Toda la vida he madrugado. TODA. Pues ahora no puedo. Por
más que me pongo el despertador una y otra vez a la hora en la que me he
levantado siempre, cuando suena, lo apago y sigo durmiendo. Y, es más, me
despierto sobre las nueve y me giro y sigo durmiendo. Me apetece dormir y como
por la noche me cuesta muchísimo conciliar el sueño, pues me lo permito. ¿Quién
me lo va a impedir? Eso sí, luego, durante el día voy loca queriendo cumplir
los objetivos que me había marcado el día anterior, porque el día no me da para
más. Como dice siempre una compañera: “no me da la vida”.
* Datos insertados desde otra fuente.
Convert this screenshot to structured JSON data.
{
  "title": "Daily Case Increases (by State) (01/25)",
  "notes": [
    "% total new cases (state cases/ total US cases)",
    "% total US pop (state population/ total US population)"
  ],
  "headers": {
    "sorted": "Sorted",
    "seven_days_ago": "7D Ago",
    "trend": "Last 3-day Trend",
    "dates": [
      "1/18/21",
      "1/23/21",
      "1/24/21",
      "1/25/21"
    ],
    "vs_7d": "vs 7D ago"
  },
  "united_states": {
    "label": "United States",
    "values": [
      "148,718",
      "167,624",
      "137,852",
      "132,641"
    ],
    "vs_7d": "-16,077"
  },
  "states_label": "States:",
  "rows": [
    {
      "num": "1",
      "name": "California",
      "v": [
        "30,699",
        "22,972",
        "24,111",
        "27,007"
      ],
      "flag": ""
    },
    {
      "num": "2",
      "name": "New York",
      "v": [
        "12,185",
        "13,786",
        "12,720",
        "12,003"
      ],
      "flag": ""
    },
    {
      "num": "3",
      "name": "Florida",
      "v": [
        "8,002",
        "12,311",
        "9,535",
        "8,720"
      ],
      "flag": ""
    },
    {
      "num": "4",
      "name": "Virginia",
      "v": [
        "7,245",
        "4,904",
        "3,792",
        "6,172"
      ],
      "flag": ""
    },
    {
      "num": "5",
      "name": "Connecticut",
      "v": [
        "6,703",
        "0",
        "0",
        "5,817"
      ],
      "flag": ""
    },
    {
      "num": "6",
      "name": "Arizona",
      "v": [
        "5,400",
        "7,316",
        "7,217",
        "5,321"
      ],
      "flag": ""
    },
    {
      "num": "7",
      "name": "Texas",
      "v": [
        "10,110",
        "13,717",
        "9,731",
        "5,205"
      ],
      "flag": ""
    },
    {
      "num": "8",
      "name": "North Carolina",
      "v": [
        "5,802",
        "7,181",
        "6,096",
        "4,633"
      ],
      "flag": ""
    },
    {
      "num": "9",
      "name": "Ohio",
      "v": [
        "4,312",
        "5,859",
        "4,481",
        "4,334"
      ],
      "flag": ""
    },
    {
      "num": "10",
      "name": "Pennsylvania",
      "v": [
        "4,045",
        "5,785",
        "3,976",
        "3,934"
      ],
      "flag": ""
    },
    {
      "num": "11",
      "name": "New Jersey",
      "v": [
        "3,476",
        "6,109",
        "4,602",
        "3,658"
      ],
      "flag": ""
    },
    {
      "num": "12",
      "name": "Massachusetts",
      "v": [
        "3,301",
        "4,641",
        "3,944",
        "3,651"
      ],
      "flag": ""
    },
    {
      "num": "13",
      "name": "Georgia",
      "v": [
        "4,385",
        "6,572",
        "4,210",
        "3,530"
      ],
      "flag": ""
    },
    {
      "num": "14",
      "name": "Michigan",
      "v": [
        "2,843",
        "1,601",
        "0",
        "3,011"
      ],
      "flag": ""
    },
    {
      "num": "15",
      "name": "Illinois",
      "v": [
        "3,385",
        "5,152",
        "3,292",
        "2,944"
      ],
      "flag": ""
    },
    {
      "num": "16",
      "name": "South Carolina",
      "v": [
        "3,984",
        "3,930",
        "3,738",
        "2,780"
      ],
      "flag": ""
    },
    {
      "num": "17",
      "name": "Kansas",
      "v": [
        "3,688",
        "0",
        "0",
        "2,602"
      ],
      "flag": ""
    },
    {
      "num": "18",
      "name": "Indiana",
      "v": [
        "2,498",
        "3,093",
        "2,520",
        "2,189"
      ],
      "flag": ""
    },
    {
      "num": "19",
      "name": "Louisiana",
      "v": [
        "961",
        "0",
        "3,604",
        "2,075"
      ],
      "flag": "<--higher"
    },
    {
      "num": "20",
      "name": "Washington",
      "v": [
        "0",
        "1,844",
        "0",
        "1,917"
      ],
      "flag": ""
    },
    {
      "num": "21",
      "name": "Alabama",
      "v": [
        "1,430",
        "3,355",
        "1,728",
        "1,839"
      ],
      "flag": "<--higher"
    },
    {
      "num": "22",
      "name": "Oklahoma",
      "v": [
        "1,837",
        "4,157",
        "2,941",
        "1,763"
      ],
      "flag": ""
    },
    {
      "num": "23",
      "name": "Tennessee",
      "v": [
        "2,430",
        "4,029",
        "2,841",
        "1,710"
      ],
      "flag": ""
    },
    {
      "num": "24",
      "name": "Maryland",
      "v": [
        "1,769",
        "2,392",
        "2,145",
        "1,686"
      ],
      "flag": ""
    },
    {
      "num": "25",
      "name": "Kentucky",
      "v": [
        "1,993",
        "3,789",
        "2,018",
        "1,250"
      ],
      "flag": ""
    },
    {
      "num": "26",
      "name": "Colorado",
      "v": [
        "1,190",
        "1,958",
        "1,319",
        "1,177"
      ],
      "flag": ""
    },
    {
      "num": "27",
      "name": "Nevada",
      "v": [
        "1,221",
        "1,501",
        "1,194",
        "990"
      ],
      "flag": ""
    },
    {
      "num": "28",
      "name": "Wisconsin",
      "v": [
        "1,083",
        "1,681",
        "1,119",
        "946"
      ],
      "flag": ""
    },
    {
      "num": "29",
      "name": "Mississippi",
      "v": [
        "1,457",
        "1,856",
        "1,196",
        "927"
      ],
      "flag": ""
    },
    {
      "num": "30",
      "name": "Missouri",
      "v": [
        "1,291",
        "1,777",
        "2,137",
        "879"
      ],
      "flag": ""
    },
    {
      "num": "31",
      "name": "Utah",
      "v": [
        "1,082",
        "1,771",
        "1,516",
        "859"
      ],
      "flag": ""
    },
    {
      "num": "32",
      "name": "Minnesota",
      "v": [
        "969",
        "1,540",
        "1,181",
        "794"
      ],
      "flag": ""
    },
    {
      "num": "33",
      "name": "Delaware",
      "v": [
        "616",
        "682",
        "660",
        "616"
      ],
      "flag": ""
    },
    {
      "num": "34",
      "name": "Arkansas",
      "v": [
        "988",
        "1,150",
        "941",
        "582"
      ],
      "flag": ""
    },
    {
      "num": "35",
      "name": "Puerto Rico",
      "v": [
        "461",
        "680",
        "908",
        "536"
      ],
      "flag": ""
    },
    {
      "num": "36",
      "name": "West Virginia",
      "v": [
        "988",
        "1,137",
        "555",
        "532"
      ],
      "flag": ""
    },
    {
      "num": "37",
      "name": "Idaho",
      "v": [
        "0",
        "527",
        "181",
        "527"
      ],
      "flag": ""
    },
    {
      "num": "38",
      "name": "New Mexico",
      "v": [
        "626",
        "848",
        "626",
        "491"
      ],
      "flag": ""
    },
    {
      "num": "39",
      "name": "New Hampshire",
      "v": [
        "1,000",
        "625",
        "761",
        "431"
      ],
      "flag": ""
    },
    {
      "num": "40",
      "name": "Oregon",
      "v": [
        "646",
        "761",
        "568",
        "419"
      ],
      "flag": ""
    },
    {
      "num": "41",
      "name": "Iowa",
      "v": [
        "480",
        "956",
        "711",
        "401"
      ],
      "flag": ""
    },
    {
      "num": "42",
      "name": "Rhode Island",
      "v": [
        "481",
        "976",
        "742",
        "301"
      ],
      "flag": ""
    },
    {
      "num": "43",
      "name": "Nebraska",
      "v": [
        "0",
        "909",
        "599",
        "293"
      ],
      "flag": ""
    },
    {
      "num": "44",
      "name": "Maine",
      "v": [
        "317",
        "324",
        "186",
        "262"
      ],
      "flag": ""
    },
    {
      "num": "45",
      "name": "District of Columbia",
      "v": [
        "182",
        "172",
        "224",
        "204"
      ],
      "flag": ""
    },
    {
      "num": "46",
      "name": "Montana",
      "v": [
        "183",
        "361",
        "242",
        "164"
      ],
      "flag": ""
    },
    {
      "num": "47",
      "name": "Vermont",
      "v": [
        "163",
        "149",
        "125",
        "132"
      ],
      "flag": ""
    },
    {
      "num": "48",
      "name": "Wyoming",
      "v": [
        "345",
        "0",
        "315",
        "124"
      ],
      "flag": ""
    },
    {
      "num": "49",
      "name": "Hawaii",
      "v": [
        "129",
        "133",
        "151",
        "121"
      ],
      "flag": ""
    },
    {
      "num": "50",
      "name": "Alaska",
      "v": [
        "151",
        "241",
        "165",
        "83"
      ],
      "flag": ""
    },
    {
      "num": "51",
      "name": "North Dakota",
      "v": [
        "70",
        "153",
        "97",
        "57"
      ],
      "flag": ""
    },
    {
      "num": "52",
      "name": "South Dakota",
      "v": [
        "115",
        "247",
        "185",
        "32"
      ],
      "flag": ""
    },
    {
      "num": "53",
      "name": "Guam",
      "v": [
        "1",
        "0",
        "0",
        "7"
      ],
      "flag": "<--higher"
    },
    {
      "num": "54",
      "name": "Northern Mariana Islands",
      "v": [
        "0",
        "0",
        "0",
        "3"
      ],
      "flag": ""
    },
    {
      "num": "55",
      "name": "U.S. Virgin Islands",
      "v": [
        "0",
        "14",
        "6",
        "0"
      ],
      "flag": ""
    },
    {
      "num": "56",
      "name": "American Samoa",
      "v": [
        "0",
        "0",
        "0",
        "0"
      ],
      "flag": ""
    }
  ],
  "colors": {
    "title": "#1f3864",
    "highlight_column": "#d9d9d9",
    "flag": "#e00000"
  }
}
Lo que más me sorprende es que fuera de este confinamiento,
sí que me daba y hacía un montón de cosas más. Porque, no nos olvidemos, a lo
que hacía, debía sumarle el tiempo de transporte (oh, que añoranza, viajar de
pie y como sardinas en un metro o en un autobús…). Así que, de nuevo, mi
propuesta para mañana será levantarme a las cinco y media, hora esta, en la que
antes me levantaba.
Y es que después de 26 días de confinamiento, cuando la
normalidad ha mutado a esto que estoy viviendo, ya no sé qué es normalidad, si
lo de ahora, o lo de antes. Me sorprende
descubrir que la normalidad no existe; que lo importante en esta vida es la
adaptación. Este concepto me lleva a los orígenes de las especies y me emociono
pensando en que esta toma de conciencia a la que estoy sometida me hace más
grande enfrentándome a mi yo de antes.